I AM SO EXCITED TO HAVE THAT AARON TVEIT TARP DONE!!! I CANNOT WAIT!!!
Such an irony how badly I want this week and next week to be over, but I don't want September to come. September should just get lost. I kind of want time to work backwards somehow. If that can't happen, I wish some things could just stay the way they are. I don't want people disappearing.
I made a pretty nice driving playlist so that I can sing to and from school. It's a good mix of theater songs and some orchestral music. I'm really picky with my music. As a child I liked pop, but now I just want to hear show tunes and orchestras making magic. Anyway, I forgot that I put this song called "Now" by Scott Alan, which totally sums up all the things I'm afraid I might say in the near future. Driving along Commonwealth has never been that emotional. Maybe it's just my hormones acting up, but seriously, that felt really really heavy.

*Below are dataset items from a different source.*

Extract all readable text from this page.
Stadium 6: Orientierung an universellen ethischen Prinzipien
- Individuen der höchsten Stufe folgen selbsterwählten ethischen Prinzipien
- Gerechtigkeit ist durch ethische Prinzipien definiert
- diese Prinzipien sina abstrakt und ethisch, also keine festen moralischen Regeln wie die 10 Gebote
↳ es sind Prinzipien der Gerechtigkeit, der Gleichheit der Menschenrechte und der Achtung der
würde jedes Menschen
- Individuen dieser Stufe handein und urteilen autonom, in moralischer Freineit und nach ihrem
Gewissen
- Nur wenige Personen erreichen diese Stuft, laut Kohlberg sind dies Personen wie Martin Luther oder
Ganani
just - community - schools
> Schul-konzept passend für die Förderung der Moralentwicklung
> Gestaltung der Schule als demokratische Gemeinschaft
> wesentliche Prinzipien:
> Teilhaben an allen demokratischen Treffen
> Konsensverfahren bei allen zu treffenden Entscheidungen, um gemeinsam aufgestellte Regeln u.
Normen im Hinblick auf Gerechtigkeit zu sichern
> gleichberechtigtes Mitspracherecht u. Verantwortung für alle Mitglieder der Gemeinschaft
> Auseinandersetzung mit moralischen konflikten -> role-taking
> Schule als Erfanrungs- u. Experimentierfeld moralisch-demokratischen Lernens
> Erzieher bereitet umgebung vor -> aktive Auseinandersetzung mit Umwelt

I don't know where and how I'm gonna pick up after that. Attachment is a bitch.
In other news, things have just gone from stressful to stressfullest (using poetic license)!! The OAS is being a bitch and I don't even know where to start ranting about that whole ordeal. I've got midterms, reports, projects, and a shitload of readings to deal with. Oh and I have thesis too!! Joel said yesterday that he likes busy people because busy people are the only ones who get things done. I like that.
I had my grad pic taken yesterday, and with the work I'm doing now, graduation better happen! I wish I had Aaron Tveit to cheer me up. Or the man of my dreams, if you know what I mean.
Okay enough.
I'm promising myself that the next blog will be coherent. Wish me luck!